A few years ago, the “zero code” concept came into prominence thanks to companies like Zapier, Flutterflow, Wix and others. On the other hand, PAAS infrastructure allows you to run code in the cloud with minimal effort by abstracting dev-ops and coding tasks to easy to use interfaces where you don’t need to know exactly how it works as long as you have a clear vision of what you need.
Let’s ask ChatGPT what it means:
Zero code, or "no-code," refers to a development approach that allows individuals to create software applications without writing manual code. Utilizing visual programming environments and tools, users can design applications through graphical user interfaces and configuration, democratizing software development by making it accessible to non-programmers. This approach aims to simplify the application development process, reducing the time and cost involved and enabling a wider range of people to innovate and automate processes efficiently.
Well, with the new GenAI tools this concept becomes even more relevant. Now you can develop stuff that you have expertise by yourself, using AI as a force multiplier. On the other hand, for areas where you have knowledge gaps, you can fill them with AI. For example, let’s say you are a full stack developer and you can write frontend and backend comfortably, but you are lacking knowledge in design and dev-ops. You can ask numerous AI tools to fill the gap. Ask DALL-E to generate some assets and ask Copilot to write you a pleasant looking CSS. Then, when you have to run this in the cloud, ask for instructions on how to deploy your newfangled MVP container to Cloud Run. If you encounter errors, copy-paste them into ChatGPT and ask for help.

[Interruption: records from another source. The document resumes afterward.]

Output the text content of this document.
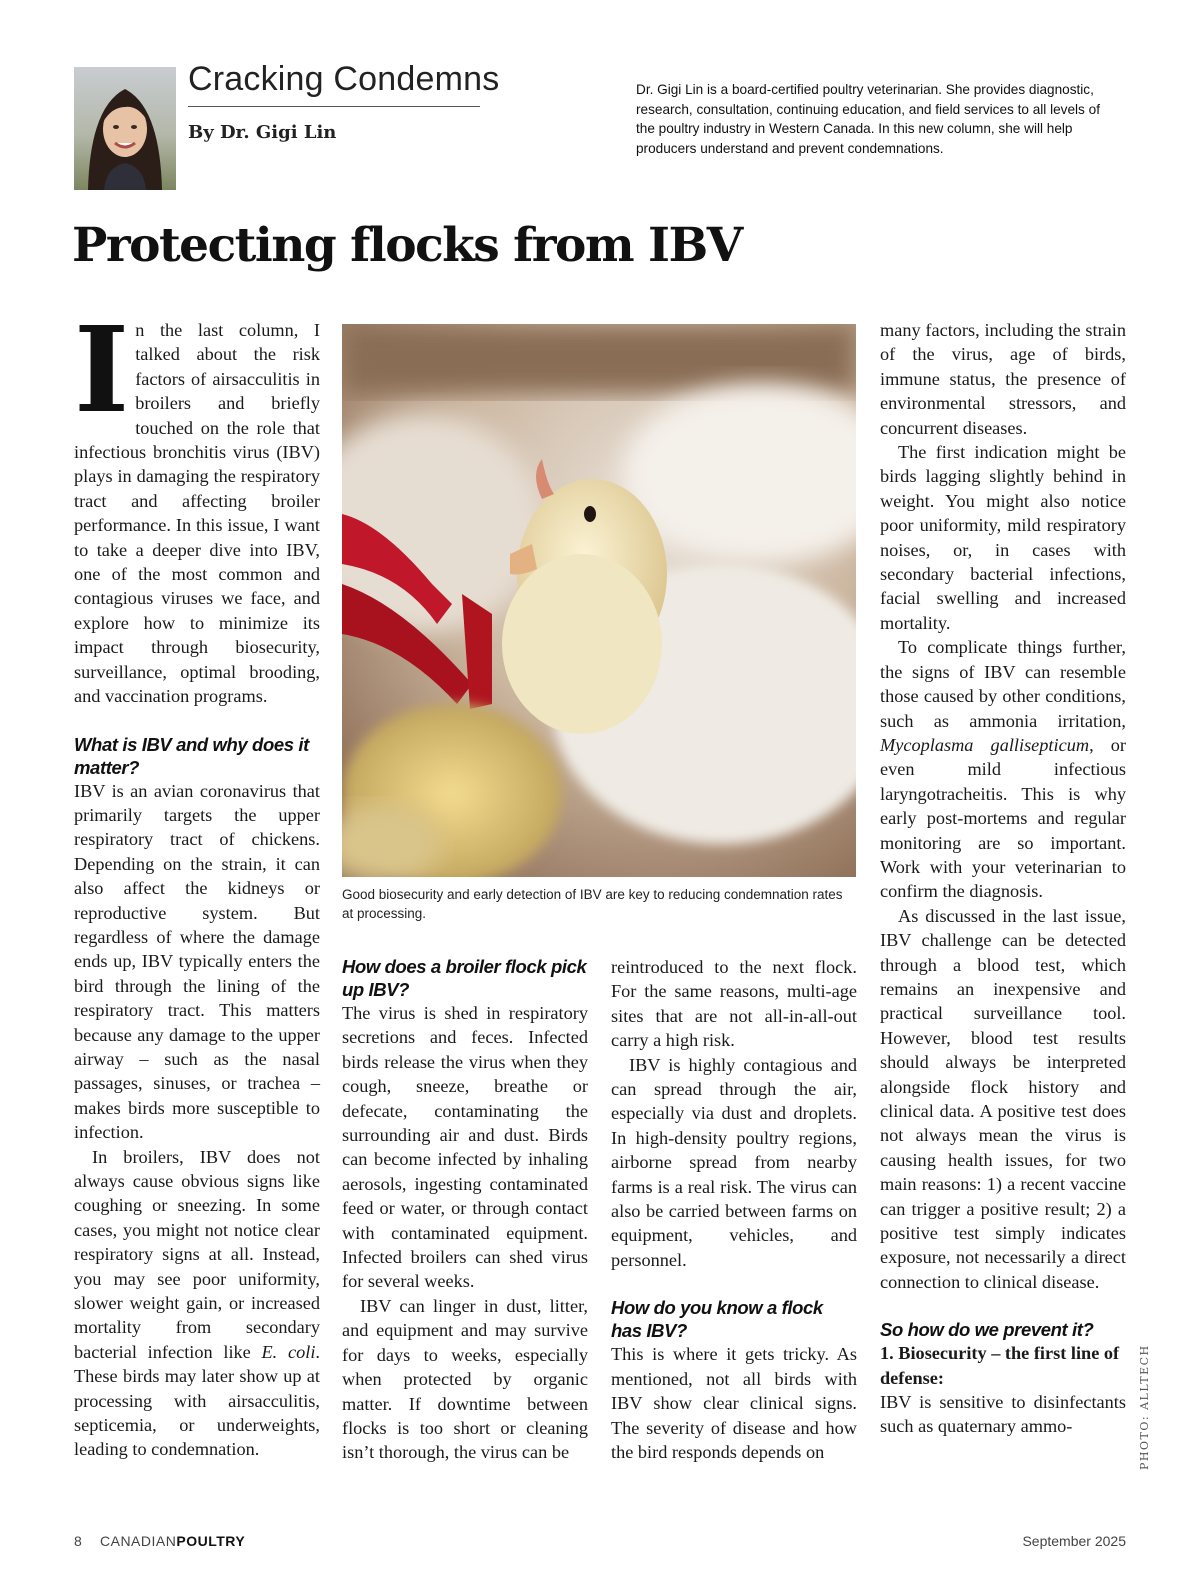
Cracking Condemns
By Dr. Gigi Lin
Dr. Gigi Lin is a board-certified poultry veterinarian. She provides diagnostic, research, consultation, continuing education, and field services to all levels of the poultry industry in Western Canada. In this new column, she will help producers understand and prevent condemnations.
Protecting flocks from IBV

In the last column, I talked about the risk factors of airsacculitis in broilers and briefly touched on the role that infectious bronchitis virus (IBV) plays in damaging the respiratory tract and affecting broiler performance. In this issue, I want to take a deeper dive into IBV, one of the most common and contagious viruses we face, and explore how to minimize its impact through biosecurity, surveillance, optimal brooding, and vaccination programs.

What is IBV and why does it matter?

IBV is an avian coronavirus that primarily targets the upper respiratory tract of chickens. Depending on the strain, it can also affect the kidneys or reproductive system. But regardless of where the damage ends up, IBV typically enters the bird through the lining of the respiratory tract. This matters because any damage to the upper airway – such as the nasal passages, sinuses, or trachea – makes birds more susceptible to infection.

In broilers, IBV does not always cause obvious signs like coughing or sneezing. In some cases, you might not notice clear respiratory signs at all. Instead, you may see poor uniformity, slower weight gain, or increased mortality from secondary bacterial infection like E. coli. These birds may later show up at processing with airsacculitis, septicemia, or underweights, leading to condemnation.

Good biosecurity and early detection of IBV are key to reducing condemnation rates at processing.
PHOTO: ALLTECH
How does a broiler flock pick up IBV?

The virus is shed in respiratory secretions and feces. Infected birds release the virus when they cough, sneeze, breathe or defecate, contaminating the surrounding air and dust. Birds can become infected by inhaling aerosols, ingesting contaminated feed or water, or through contact with contaminated equipment. Infected broilers can shed virus for several weeks.

IBV can linger in dust, litter, and equipment and may survive for days to weeks, especially when protected by organic matter. If downtime between flocks is too short or cleaning isn’t thorough, the virus can be

reintroduced to the next flock. For the same reasons, multi-age sites that are not all-in-all-out carry a high risk.

IBV is highly contagious and can spread through the air, especially via dust and droplets. In high-density poultry regions, airborne spread from nearby farms is a real risk. The virus can also be carried between farms on equipment, vehicles, and personnel.

How do you know a flock has IBV?

This is where it gets tricky. As mentioned, not all birds with IBV show clear clinical signs. The severity of disease and how the bird responds depends on

many factors, including the strain of the virus, age of birds, immune status, the presence of environmental stressors, and concurrent diseases.

The first indication might be birds lagging slightly behind in weight. You might also notice poor uniformity, mild respiratory noises, or, in cases with secondary bacterial infections, facial swelling and increased mortality.

To complicate things further, the signs of IBV can resemble those caused by other conditions, such as ammonia irritation, Mycoplasma gallisepticum, or even mild infectious laryngotracheitis. This is why early post-mortems and regular monitoring are so important. Work with your veterinarian to confirm the diagnosis.

As discussed in the last issue, IBV challenge can be detected through a blood test, which remains an inexpensive and practical surveillance tool. However, blood test results should always be interpreted alongside flock history and clinical data. A positive test does not always mean the virus is causing health issues, for two main reasons: 1) a recent vaccine can trigger a positive result; 2) a positive test simply indicates exposure, not necessarily a direct connection to clinical disease.

So how do we prevent it?

1. Biosecurity – the first line of defense:

IBV is sensitive to disinfectants such as quaternary ammo-

8 CANADIANPOULTRY	September 2025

I recently wrote a solution for one of our clients that involved a FastAPI application with some basic javascript at the front. The solution was supposed to be deployed to the customer’s Wordpress site. Wordpress, as you may know, runs on PHP. The last time I touched any PHP coding was about 10 years ago, so building and deploying a Wordpress plugin should have been fairly complex. However by using AI I got a very specific set of instructions on what needed to be done, right down to what tools I had to download and use, where to upload my plugin files and how to test the solution. In the end, there was a working production code running on the client’s website in half a day. This productivity could not have been achieved just a few months ago.
1 person unicorn
We all know of famous Unicorn companies. Those are the companies that reached a $1 billion valuation. We also witness that time to a $1 billion valuation shrinks as time goes on:
Spotify, which was founded in 2006, became a unicorn by 2011, after about 5 years.

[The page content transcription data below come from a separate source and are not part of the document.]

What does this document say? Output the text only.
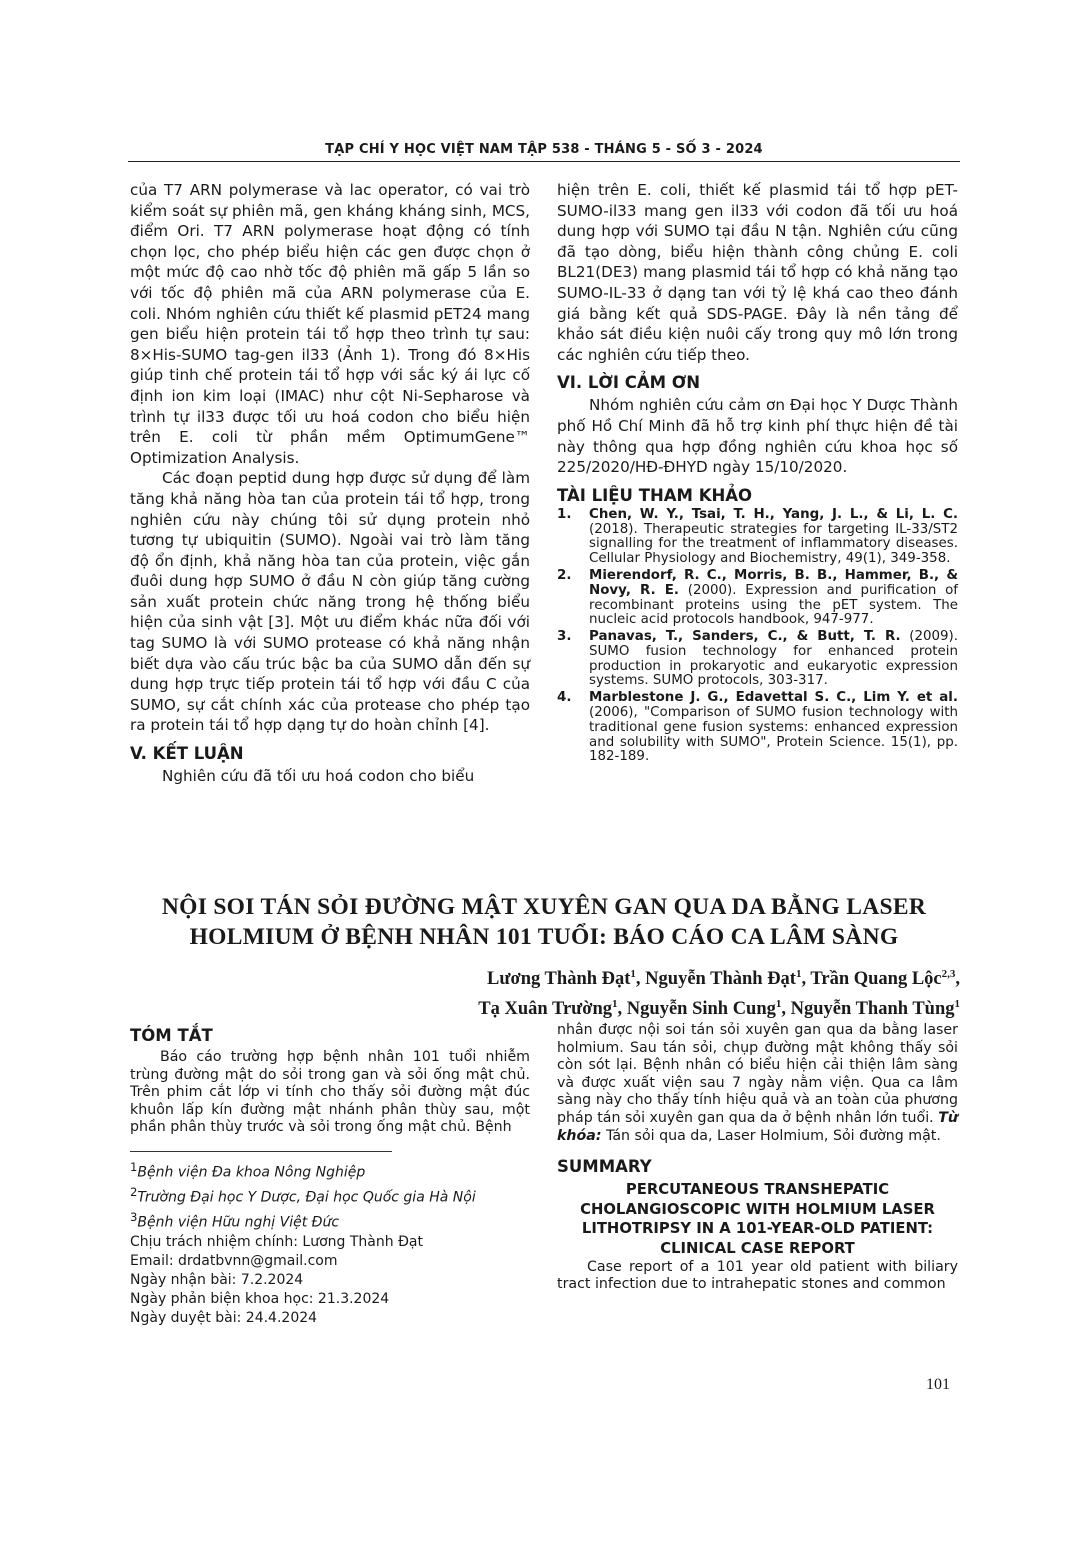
TẠP CHÍ Y HỌC VIỆT NAM TẬP 538 - THÁNG 5 - SỐ 3 - 2024

của T7 ARN polymerase và lac operator, có vai trò kiểm soát sự phiên mã, gen kháng kháng sinh, MCS, điểm Ori. T7 ARN polymerase hoạt động có tính chọn lọc, cho phép biểu hiện các gen được chọn ở một mức độ cao nhờ tốc độ phiên mã gấp 5 lần so với tốc độ phiên mã của ARN polymerase của E. coli. Nhóm nghiên cứu thiết kế plasmid pET24 mang gen biểu hiện protein tái tổ hợp theo trình tự sau: 8×His-SUMO tag-gen il33 (Ảnh 1). Trong đó 8×His giúp tinh chế protein tái tổ hợp với sắc ký ái lực cố định ion kim loại (IMAC) như cột Ni-Sepharose và trình tự il33 được tối ưu hoá codon cho biểu hiện trên E. coli từ phần mềm OptimumGene™ Optimization Analysis.

Các đoạn peptid dung hợp được sử dụng để làm tăng khả năng hòa tan của protein tái tổ hợp, trong nghiên cứu này chúng tôi sử dụng protein nhỏ tương tự ubiquitin (SUMO). Ngoài vai trò làm tăng độ ổn định, khả năng hòa tan của protein, việc gắn đuôi dung hợp SUMO ở đầu N còn giúp tăng cường sản xuất protein chức năng trong hệ thống biểu hiện của sinh vật [3]. Một ưu điểm khác nữa đối với tag SUMO là với SUMO protease có khả năng nhận biết dựa vào cấu trúc bậc ba của SUMO dẫn đến sự dung hợp trực tiếp protein tái tổ hợp với đầu C của SUMO, sự cắt chính xác của protease cho phép tạo ra protein tái tổ hợp dạng tự do hoàn chỉnh [4].

V. KẾT LUẬN

Nghiên cứu đã tối ưu hoá codon cho biểu

hiện trên E. coli, thiết kế plasmid tái tổ hợp pET-SUMO-il33 mang gen il33 với codon đã tối ưu hoá dung hợp với SUMO tại đầu N tận. Nghiên cứu cũng đã tạo dòng, biểu hiện thành công chủng E. coli BL21(DE3) mang plasmid tái tổ hợp có khả năng tạo SUMO-IL-33 ở dạng tan với tỷ lệ khá cao theo đánh giá bằng kết quả SDS-PAGE. Đây là nền tảng để khảo sát điều kiện nuôi cấy trong quy mô lớn trong các nghiên cứu tiếp theo.

VI. LỜI CẢM ƠN

Nhóm nghiên cứu cảm ơn Đại học Y Dược Thành phố Hồ Chí Minh đã hỗ trợ kinh phí thực hiện đề tài này thông qua hợp đồng nghiên cứu khoa học số 225/2020/HĐ-ĐHYD ngày 15/10/2020.

TÀI LIỆU THAM KHẢO
1.	Chen, W. Y., Tsai, T. H., Yang, J. L., & Li, L. C. (2018). Therapeutic strategies for targeting IL-33/ST2 signalling for the treatment of inflammatory diseases. Cellular Physiology and Biochemistry, 49(1), 349-358.
2.	Mierendorf, R. C., Morris, B. B., Hammer, B., & Novy, R. E. (2000). Expression and purification of recombinant proteins using the pET system. The nucleic acid protocols handbook, 947-977.
3.	Panavas, T., Sanders, C., & Butt, T. R. (2009). SUMO fusion technology for enhanced protein production in prokaryotic and eukaryotic expression systems. SUMO protocols, 303-317.
4.	Marblestone J. G., Edavettal S. C., Lim Y. et al. (2006), "Comparison of SUMO fusion technology with traditional gene fusion systems: enhanced expression and solubility with SUMO", Protein Science. 15(1), pp. 182-189.
NỘI SOI TÁN SỎI ĐƯỜNG MẬT XUYÊN GAN QUA DA BẰNG LASER
HOLMIUM Ở BỆNH NHÂN 101 TUỔI: BÁO CÁO CA LÂM SÀNG
Lương Thành Đạt$^1$, Nguyễn Thành Đạt$^1$, Trần Quang Lộc$^{2,3}$,
Tạ Xuân Trường$^1$, Nguyễn Sinh Cung$^1$, Nguyễn Thanh Tùng$^1$
TÓM TẮT

Báo cáo trường hợp bệnh nhân 101 tuổi nhiễm trùng đường mật do sỏi trong gan và sỏi ống mật chủ. Trên phim cắt lớp vi tính cho thấy sỏi đường mật đúc khuôn lấp kín đường mật nhánh phân thùy sau, một phần phân thùy trước và sỏi trong ống mật chủ. Bệnh

$^1$Bệnh viện Đa khoa Nông Nghiệp

$^2$Trường Đại học Y Dược, Đại học Quốc gia Hà Nội

$^3$Bệnh viện Hữu nghị Việt Đức

Chịu trách nhiệm chính: Lương Thành Đạt

Email: drdatbvnn@gmail.com

Ngày nhận bài: 7.2.2024

Ngày phản biện khoa học: 21.3.2024

Ngày duyệt bài: 24.4.2024

nhân được nội soi tán sỏi xuyên gan qua da bằng laser holmium. Sau tán sỏi, chụp đường mật không thấy sỏi còn sót lại. Bệnh nhân có biểu hiện cải thiện lâm sàng và được xuất viện sau 7 ngày nằm viện. Qua ca lâm sàng này cho thấy tính hiệu quả và an toàn của phương pháp tán sỏi xuyên gan qua da ở bệnh nhân lớn tuổi. Từ khóa: Tán sỏi qua da, Laser Holmium, Sỏi đường mật.

SUMMARY
PERCUTANEOUS TRANSHEPATIC CHOLANGIOSCOPIC WITH HOLMIUM LASER LITHOTRIPSY IN A 101-YEAR-OLD PATIENT: CLINICAL CASE REPORT

Case report of a 101 year old patient with biliary tract infection due to intrahepatic stones and common

101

Airbnb achieved unicorn status by 2011, taking around 3 years.
Slack - Launched in 2013, and reached unicorn status in about 1.5 years by 2014.
Wiz, a cloud security startup, became a unicorn incredibly quickly, reaching a $10 billion valuation just two years after its founding in March 2020
Now a question - can there be a “1 person Unicorn?” What does our favorite AI think?

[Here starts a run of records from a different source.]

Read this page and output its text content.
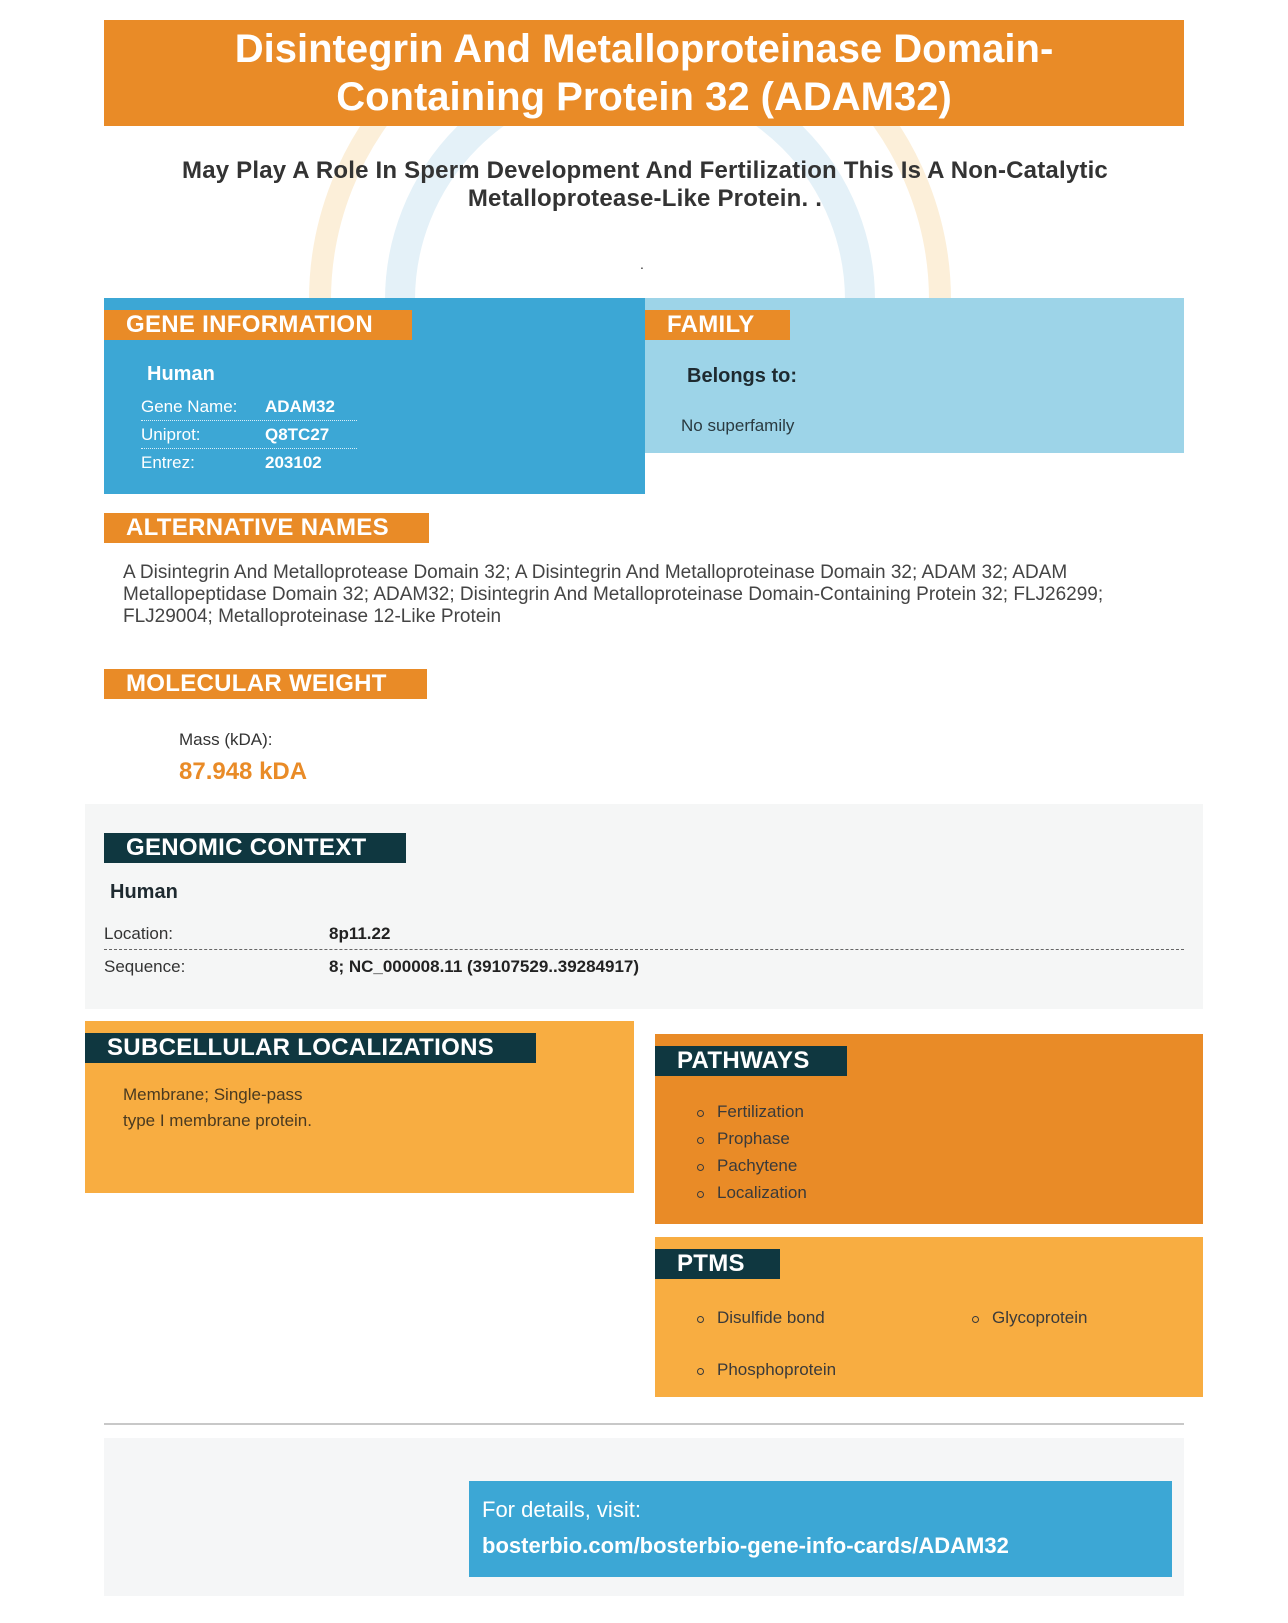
Disintegrin And Metalloproteinase Domain-Containing Protein 32 (ADAM32)
May Play A Role In Sperm Development And Fertilization This Is A Non-Catalytic Metalloprotease-Like Protein. .
.
GENE INFORMATION
Human
Gene Name:	ADAM32
Uniprot:	Q8TC27
Entrez:	203102
FAMILY
Belongs to:
No superfamily
ALTERNATIVE NAMES
A Disintegrin And Metalloprotease Domain 32; A Disintegrin And Metalloproteinase Domain 32; ADAM 32; ADAM Metallopeptidase Domain 32; ADAM32; Disintegrin And Metalloproteinase Domain-Containing Protein 32; FLJ26299; FLJ29004; Metalloproteinase 12-Like Protein
MOLECULAR WEIGHT
Mass (kDA):
87.948 kDA
GENOMIC CONTEXT
Human
Location:	8p11.22
Sequence:	8; NC_000008.11 (39107529..39284917)
SUBCELLULAR LOCALIZATIONS
Membrane; Single-pass
type I membrane protein.
PATHWAYS
Fertilization
Prophase
Pachytene
Localization
PTMS
Disulfide bond
Phosphoprotein
Glycoprotein
For details, visit:
bosterbio.com/bosterbio-gene-info-cards/ADAM32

Regarding the possibility of a "1 person unicorn," it's theoretically possible for a startup to reach this valuation with only one founder or employee at its inception. However, as the company scales, it would likely require a larger team to manage its growing operations and development needs, making the concept of a "1 person unicorn" more illustrative of exceptional potential rather than a common occurrence.
As you see this statement is a bit skeptical, especially because AI doesn’t like to give a definitive answer to avoid some recent controversies like the GeminiGate. I would be more bold. I think there is going to be a one or two person unicorn company in the near future. Maybe even this year. Maybe it already happened, we just don’t know it yet.
Guys like Multi-On are making a lot of waves with very small teams. The future is unknown but it is bright.
What is the future?
We already witness productivity levels that we’ve never seen before. Tasks that used to take days or weeks can now be achieved in hours. You just have to know what you are doing. I know that I won’t be hiring a programmer that doesn’t use AI as part of their process. It’s just not worth it.